There is in the Adirondacks a rare and special holiday that we celebrate, but that is known by only a very few. The native peoples know of it, and European Druids, for whom it is sacred, and Japanese Animists also celebrate it.

This is the rare, June Holiday of the Estival Solstice, the day when the full moon rises at the same time as the sun sets. It occurs only once every seventy-years. The last time was on June 21, 2016. Check the Old Farmer’s Almanac for the next date in June 2086 so that you don’t miss it.

In the days leading up to the holiday, we decorate our ancient bonsai tree, which is over three hundred years old and has been passed down to us from generation to generation, having been brought here by my wife’s ancestors when they followed Samuel de Champlain south from New France and settled in Fort St. Frederic on the lake that bears his name.

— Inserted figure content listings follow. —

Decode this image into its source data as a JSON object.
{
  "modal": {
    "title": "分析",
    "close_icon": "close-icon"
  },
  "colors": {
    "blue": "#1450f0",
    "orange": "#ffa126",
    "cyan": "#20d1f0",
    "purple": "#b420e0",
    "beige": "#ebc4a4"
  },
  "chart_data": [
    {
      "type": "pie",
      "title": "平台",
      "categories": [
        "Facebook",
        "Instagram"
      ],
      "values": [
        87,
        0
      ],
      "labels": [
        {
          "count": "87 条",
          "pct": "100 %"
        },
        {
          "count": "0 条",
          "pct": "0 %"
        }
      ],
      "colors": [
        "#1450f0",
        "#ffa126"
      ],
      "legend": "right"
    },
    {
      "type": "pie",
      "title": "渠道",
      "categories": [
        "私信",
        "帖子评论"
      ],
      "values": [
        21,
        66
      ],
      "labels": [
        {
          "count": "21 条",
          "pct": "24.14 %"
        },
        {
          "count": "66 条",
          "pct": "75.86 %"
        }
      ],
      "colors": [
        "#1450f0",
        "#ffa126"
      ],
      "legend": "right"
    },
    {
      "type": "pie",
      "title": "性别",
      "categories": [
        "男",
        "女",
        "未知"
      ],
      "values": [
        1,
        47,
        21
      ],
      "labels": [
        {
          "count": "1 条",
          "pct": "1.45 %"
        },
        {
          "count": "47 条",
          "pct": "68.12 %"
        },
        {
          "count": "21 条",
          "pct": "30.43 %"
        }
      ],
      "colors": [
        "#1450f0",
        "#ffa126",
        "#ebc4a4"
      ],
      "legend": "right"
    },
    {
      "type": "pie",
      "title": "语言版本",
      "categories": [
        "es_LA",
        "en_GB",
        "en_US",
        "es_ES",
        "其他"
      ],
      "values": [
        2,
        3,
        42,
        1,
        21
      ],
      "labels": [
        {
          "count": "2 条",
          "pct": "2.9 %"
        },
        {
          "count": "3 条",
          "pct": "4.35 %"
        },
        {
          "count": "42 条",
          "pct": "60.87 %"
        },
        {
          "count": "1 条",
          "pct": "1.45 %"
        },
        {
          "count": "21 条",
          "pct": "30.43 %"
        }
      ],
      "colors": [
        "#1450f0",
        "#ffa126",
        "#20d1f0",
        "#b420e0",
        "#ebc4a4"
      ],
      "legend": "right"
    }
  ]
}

Several days before the holiday we hike the High Peaks in search of an ideal tamarack tree for our celebration. The tamarack, also known as the American larch, is a deciduous conifer. It has green, pine-like needles that turn gold and drop off in autumn. It is a metaphor of the Adirondack Park. When we find the special tamarack, we will set up our camp for Estival Solstice Eve.

Camped by a tamarack on Estival Solstice Eve is the only time and place that you will hear and see the drumming Jogah, the invisible little people of the Wild Forest whose presence is only revealed by their floating, disembodied lights, or discovered in the earthen rings left on the forest floor where they gather to watch the moonrise.

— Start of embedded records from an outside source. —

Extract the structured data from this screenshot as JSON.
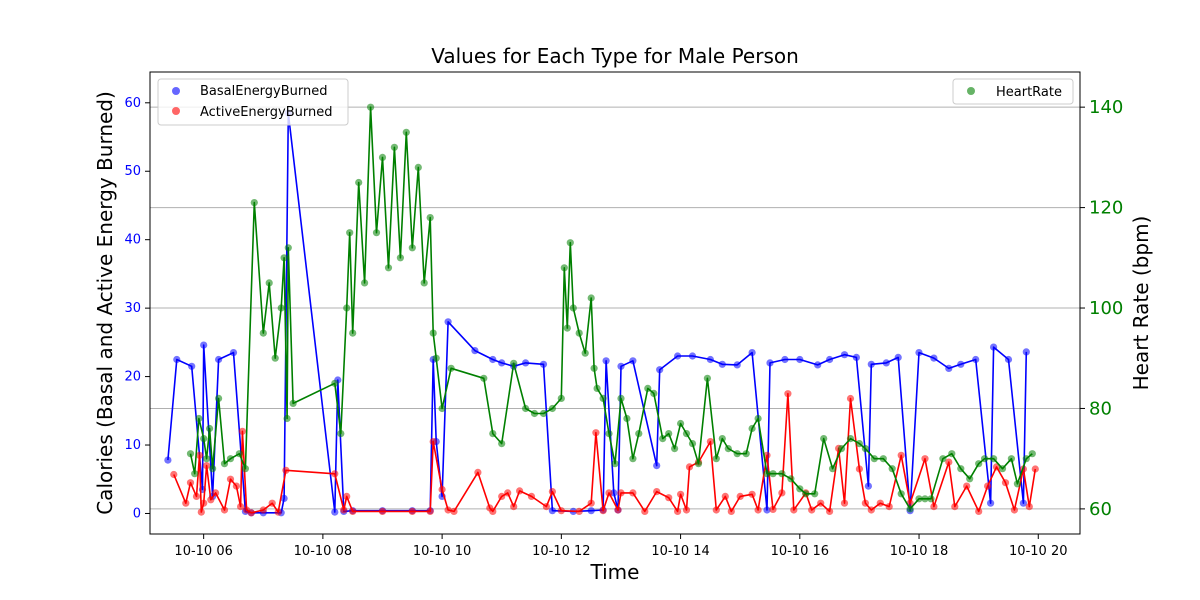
{
  "chart_data": {
    "type": "line",
    "title": "Values for Each Type for Male Person",
    "xlabel": "Time",
    "ylabel_left": "Calories (Basal and Active Energy Burned)",
    "ylabel_right": "Heart Rate (bpm)",
    "xlim": [
      5.1,
      20.7
    ],
    "ylim_left": [
      -3,
      64.5
    ],
    "ylim_right": [
      55,
      147
    ],
    "x_ticks": [
      {
        "label": "10-10 06",
        "hour": 6
      },
      {
        "label": "10-10 08",
        "hour": 8
      },
      {
        "label": "10-10 10",
        "hour": 10
      },
      {
        "label": "10-10 12",
        "hour": 12
      },
      {
        "label": "10-10 14",
        "hour": 14
      },
      {
        "label": "10-10 16",
        "hour": 16
      },
      {
        "label": "10-10 18",
        "hour": 18
      },
      {
        "label": "10-10 20",
        "hour": 20
      }
    ],
    "y_ticks_left": [
      "0",
      "10",
      "20",
      "30",
      "40",
      "50",
      "60"
    ],
    "y_ticks_right": [
      "60",
      "80",
      "100",
      "120",
      "140"
    ],
    "grid": "right-axis horizontal lines",
    "legends": {
      "left": {
        "position": "upper-left",
        "items": [
          "BasalEnergyBurned",
          "ActiveEnergyBurned"
        ]
      },
      "right": {
        "position": "upper-right",
        "items": [
          "HeartRate"
        ]
      }
    },
    "series": [
      {
        "name": "BasalEnergyBurned",
        "axis": "left",
        "color": "#0000ff",
        "points": [
          [
            5.4,
            7.8
          ],
          [
            5.55,
            22.5
          ],
          [
            5.8,
            21.5
          ],
          [
            5.98,
            3.5
          ],
          [
            6.0,
            24.6
          ],
          [
            6.15,
            2.5
          ],
          [
            6.25,
            22.5
          ],
          [
            6.5,
            23.5
          ],
          [
            6.7,
            0.3
          ],
          [
            6.8,
            0.1
          ],
          [
            7.0,
            0.1
          ],
          [
            7.3,
            0.1
          ],
          [
            7.35,
            2.2
          ],
          [
            7.42,
            58.5
          ],
          [
            8.2,
            0.2
          ],
          [
            8.25,
            19.5
          ],
          [
            8.35,
            0.3
          ],
          [
            8.5,
            0.4
          ],
          [
            9.0,
            0.4
          ],
          [
            9.5,
            0.4
          ],
          [
            9.8,
            0.4
          ],
          [
            9.85,
            22.5
          ],
          [
            9.9,
            10.5
          ],
          [
            10.0,
            2.5
          ],
          [
            10.1,
            28.0
          ],
          [
            10.55,
            23.8
          ],
          [
            10.85,
            22.5
          ],
          [
            11.0,
            22.0
          ],
          [
            11.2,
            21.5
          ],
          [
            11.4,
            22.0
          ],
          [
            11.7,
            21.8
          ],
          [
            11.85,
            0.4
          ],
          [
            12.2,
            0.3
          ],
          [
            12.5,
            0.4
          ],
          [
            12.7,
            0.5
          ],
          [
            12.75,
            22.3
          ],
          [
            12.88,
            3.0
          ],
          [
            12.95,
            0.5
          ],
          [
            13.0,
            21.5
          ],
          [
            13.2,
            22.3
          ],
          [
            13.6,
            7.0
          ],
          [
            13.65,
            21.0
          ],
          [
            13.95,
            23.0
          ],
          [
            14.2,
            23.0
          ],
          [
            14.5,
            22.5
          ],
          [
            14.7,
            21.8
          ],
          [
            14.95,
            21.7
          ],
          [
            15.2,
            23.5
          ],
          [
            15.45,
            0.5
          ],
          [
            15.5,
            22.0
          ],
          [
            15.75,
            22.5
          ],
          [
            16.0,
            22.5
          ],
          [
            16.3,
            21.7
          ],
          [
            16.5,
            22.5
          ],
          [
            16.75,
            23.2
          ],
          [
            16.95,
            22.8
          ],
          [
            17.15,
            4.0
          ],
          [
            17.2,
            21.8
          ],
          [
            17.45,
            22.0
          ],
          [
            17.65,
            22.8
          ],
          [
            17.85,
            0.4
          ],
          [
            18.0,
            23.5
          ],
          [
            18.25,
            22.7
          ],
          [
            18.5,
            21.2
          ],
          [
            18.7,
            21.8
          ],
          [
            18.95,
            22.5
          ],
          [
            19.2,
            1.5
          ],
          [
            19.25,
            24.3
          ],
          [
            19.5,
            22.5
          ],
          [
            19.75,
            1.5
          ],
          [
            19.8,
            23.6
          ]
        ]
      },
      {
        "name": "ActiveEnergyBurned",
        "axis": "left",
        "color": "#ff0000",
        "points": [
          [
            5.5,
            5.7
          ],
          [
            5.7,
            1.5
          ],
          [
            5.78,
            4.5
          ],
          [
            5.88,
            2.5
          ],
          [
            5.93,
            8.5
          ],
          [
            5.96,
            0.2
          ],
          [
            6.0,
            1.5
          ],
          [
            6.05,
            7.0
          ],
          [
            6.12,
            2.0
          ],
          [
            6.2,
            3.0
          ],
          [
            6.35,
            0.5
          ],
          [
            6.45,
            5.0
          ],
          [
            6.55,
            4.0
          ],
          [
            6.62,
            1.0
          ],
          [
            6.65,
            12.0
          ],
          [
            6.72,
            0.5
          ],
          [
            6.8,
            0.1
          ],
          [
            7.0,
            0.5
          ],
          [
            7.15,
            1.5
          ],
          [
            7.25,
            0.2
          ],
          [
            7.38,
            6.3
          ],
          [
            8.2,
            5.8
          ],
          [
            8.35,
            0.5
          ],
          [
            8.4,
            2.5
          ],
          [
            8.5,
            0.3
          ],
          [
            9.0,
            0.3
          ],
          [
            9.5,
            0.3
          ],
          [
            9.8,
            0.3
          ],
          [
            9.85,
            10.5
          ],
          [
            10.0,
            3.5
          ],
          [
            10.1,
            0.5
          ],
          [
            10.2,
            0.3
          ],
          [
            10.6,
            6.0
          ],
          [
            10.8,
            0.8
          ],
          [
            10.85,
            0.3
          ],
          [
            11.0,
            2.5
          ],
          [
            11.1,
            3.0
          ],
          [
            11.2,
            1.0
          ],
          [
            11.3,
            3.3
          ],
          [
            11.5,
            2.5
          ],
          [
            11.75,
            1.0
          ],
          [
            11.85,
            3.2
          ],
          [
            12.0,
            0.4
          ],
          [
            12.3,
            0.3
          ],
          [
            12.5,
            1.5
          ],
          [
            12.58,
            11.8
          ],
          [
            12.7,
            0.4
          ],
          [
            12.8,
            3.0
          ],
          [
            12.95,
            0.5
          ],
          [
            13.0,
            3.0
          ],
          [
            13.2,
            3.0
          ],
          [
            13.4,
            0.3
          ],
          [
            13.6,
            3.2
          ],
          [
            13.8,
            2.3
          ],
          [
            13.95,
            0.3
          ],
          [
            14.0,
            2.8
          ],
          [
            14.1,
            0.5
          ],
          [
            14.15,
            6.8
          ],
          [
            14.3,
            7.5
          ],
          [
            14.5,
            10.5
          ],
          [
            14.6,
            0.5
          ],
          [
            14.75,
            2.5
          ],
          [
            14.85,
            0.3
          ],
          [
            15.0,
            2.5
          ],
          [
            15.2,
            2.8
          ],
          [
            15.3,
            0.5
          ],
          [
            15.45,
            8.5
          ],
          [
            15.55,
            0.6
          ],
          [
            15.7,
            3.0
          ],
          [
            15.8,
            17.5
          ],
          [
            15.9,
            0.5
          ],
          [
            16.1,
            3.0
          ],
          [
            16.2,
            0.5
          ],
          [
            16.35,
            1.5
          ],
          [
            16.5,
            0.3
          ],
          [
            16.65,
            9.5
          ],
          [
            16.75,
            1.5
          ],
          [
            16.85,
            16.8
          ],
          [
            17.0,
            6.5
          ],
          [
            17.1,
            1.5
          ],
          [
            17.2,
            0.5
          ],
          [
            17.35,
            1.5
          ],
          [
            17.5,
            1.0
          ],
          [
            17.7,
            8.5
          ],
          [
            17.85,
            1.5
          ],
          [
            18.1,
            8.0
          ],
          [
            18.25,
            1.0
          ],
          [
            18.5,
            7.5
          ],
          [
            18.6,
            1.0
          ],
          [
            18.8,
            4.0
          ],
          [
            19.0,
            0.3
          ],
          [
            19.15,
            4.0
          ],
          [
            19.3,
            6.8
          ],
          [
            19.45,
            4.5
          ],
          [
            19.6,
            0.5
          ],
          [
            19.75,
            6.5
          ],
          [
            19.85,
            1.0
          ],
          [
            19.95,
            6.5
          ]
        ]
      },
      {
        "name": "HeartRate",
        "axis": "right",
        "color": "#008000",
        "points": [
          [
            5.78,
            71
          ],
          [
            5.85,
            67
          ],
          [
            5.92,
            78
          ],
          [
            6.0,
            74
          ],
          [
            6.05,
            70
          ],
          [
            6.1,
            76
          ],
          [
            6.15,
            68
          ],
          [
            6.25,
            82
          ],
          [
            6.35,
            69
          ],
          [
            6.45,
            70
          ],
          [
            6.6,
            71
          ],
          [
            6.7,
            68
          ],
          [
            6.85,
            121
          ],
          [
            7.0,
            95
          ],
          [
            7.1,
            105
          ],
          [
            7.2,
            90
          ],
          [
            7.3,
            100
          ],
          [
            7.35,
            110
          ],
          [
            7.4,
            78
          ],
          [
            7.42,
            112
          ],
          [
            7.5,
            81
          ],
          [
            8.2,
            85
          ],
          [
            8.3,
            75
          ],
          [
            8.4,
            100
          ],
          [
            8.45,
            115
          ],
          [
            8.5,
            95
          ],
          [
            8.6,
            125
          ],
          [
            8.7,
            105
          ],
          [
            8.8,
            140
          ],
          [
            8.9,
            115
          ],
          [
            9.0,
            130
          ],
          [
            9.1,
            108
          ],
          [
            9.2,
            132
          ],
          [
            9.3,
            110
          ],
          [
            9.4,
            135
          ],
          [
            9.5,
            112
          ],
          [
            9.6,
            128
          ],
          [
            9.7,
            105
          ],
          [
            9.8,
            118
          ],
          [
            9.85,
            95
          ],
          [
            9.9,
            90
          ],
          [
            10.0,
            80
          ],
          [
            10.15,
            88
          ],
          [
            10.7,
            86
          ],
          [
            10.85,
            75
          ],
          [
            11.0,
            73
          ],
          [
            11.2,
            89
          ],
          [
            11.4,
            80
          ],
          [
            11.55,
            79
          ],
          [
            11.7,
            79
          ],
          [
            11.85,
            80
          ],
          [
            12.0,
            82
          ],
          [
            12.05,
            108
          ],
          [
            12.1,
            96
          ],
          [
            12.15,
            113
          ],
          [
            12.2,
            100
          ],
          [
            12.3,
            95
          ],
          [
            12.4,
            91
          ],
          [
            12.5,
            102
          ],
          [
            12.55,
            88
          ],
          [
            12.6,
            84
          ],
          [
            12.7,
            82
          ],
          [
            12.8,
            75
          ],
          [
            12.9,
            69
          ],
          [
            13.0,
            82
          ],
          [
            13.1,
            78
          ],
          [
            13.2,
            70
          ],
          [
            13.3,
            75
          ],
          [
            13.45,
            84
          ],
          [
            13.55,
            83
          ],
          [
            13.7,
            74
          ],
          [
            13.8,
            75
          ],
          [
            13.9,
            72
          ],
          [
            14.0,
            77
          ],
          [
            14.1,
            75
          ],
          [
            14.2,
            73
          ],
          [
            14.3,
            69
          ],
          [
            14.45,
            86
          ],
          [
            14.6,
            70
          ],
          [
            14.7,
            74
          ],
          [
            14.8,
            72
          ],
          [
            14.95,
            71
          ],
          [
            15.1,
            71
          ],
          [
            15.2,
            76
          ],
          [
            15.3,
            78
          ],
          [
            15.45,
            67
          ],
          [
            15.55,
            67
          ],
          [
            15.7,
            67
          ],
          [
            15.85,
            66
          ],
          [
            16.0,
            64
          ],
          [
            16.1,
            63
          ],
          [
            16.25,
            63
          ],
          [
            16.4,
            74
          ],
          [
            16.55,
            68
          ],
          [
            16.7,
            72
          ],
          [
            16.85,
            74
          ],
          [
            17.0,
            73
          ],
          [
            17.1,
            72
          ],
          [
            17.25,
            70
          ],
          [
            17.4,
            70
          ],
          [
            17.55,
            68
          ],
          [
            17.7,
            63
          ],
          [
            17.85,
            60
          ],
          [
            18.0,
            62
          ],
          [
            18.1,
            62
          ],
          [
            18.2,
            62
          ],
          [
            18.4,
            70
          ],
          [
            18.55,
            71
          ],
          [
            18.7,
            68
          ],
          [
            18.85,
            66
          ],
          [
            19.0,
            69
          ],
          [
            19.1,
            70
          ],
          [
            19.25,
            70
          ],
          [
            19.4,
            68
          ],
          [
            19.55,
            70
          ],
          [
            19.65,
            65
          ],
          [
            19.8,
            70
          ],
          [
            19.9,
            71
          ]
        ]
      }
    ]
  }
}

You must listen closely for the drumming of the Jogah, or you may mistake them for fireflies. Adirondack fireflies are very special on Estival Solstice Eve when they fly so high above the mountains that they appear to be among the heavens where they twinkle like the little star of song. Adirondack fireflies make little children gleam.

When morning comes, we have a special camp breakfast of colored sugar cookies and cocoa. Then we separate, taking solitary paths away into the woods and up towards the mountain top. We only carry a small day pack with water, a Hersey Bar, and a tiny bell to jingle at the auspicious moment.

Our celebration involves solitary, day-long, meditative, forest bathing, or what the Japanese call shinrin-yoku. Forest bathing activates your parasympathetic nervous system to promote self-healing through the soft and gentle voices, the whispers, of the trees as they speak to you. Whispering pines are especially rejuvenating.

When we have finished our meditation, we come together and gather at the top of the mountain. As the sun sets, and the full moon rises, we jingle our bells, bow to the full moon, and utter the wolf prayer. Then, we turn and raise our arms before the setting sun and intone the hawk hymn. Then we eat our Hersey Bar. A pink sky spread along the horizon by the setting sun is a delightful coda to our holiday observance.

Our celebration ended, we decamp and trek down the mountain side in the light of the full moon, grateful that we will begin the next seventy years with promises of a good life in the Adirondacks.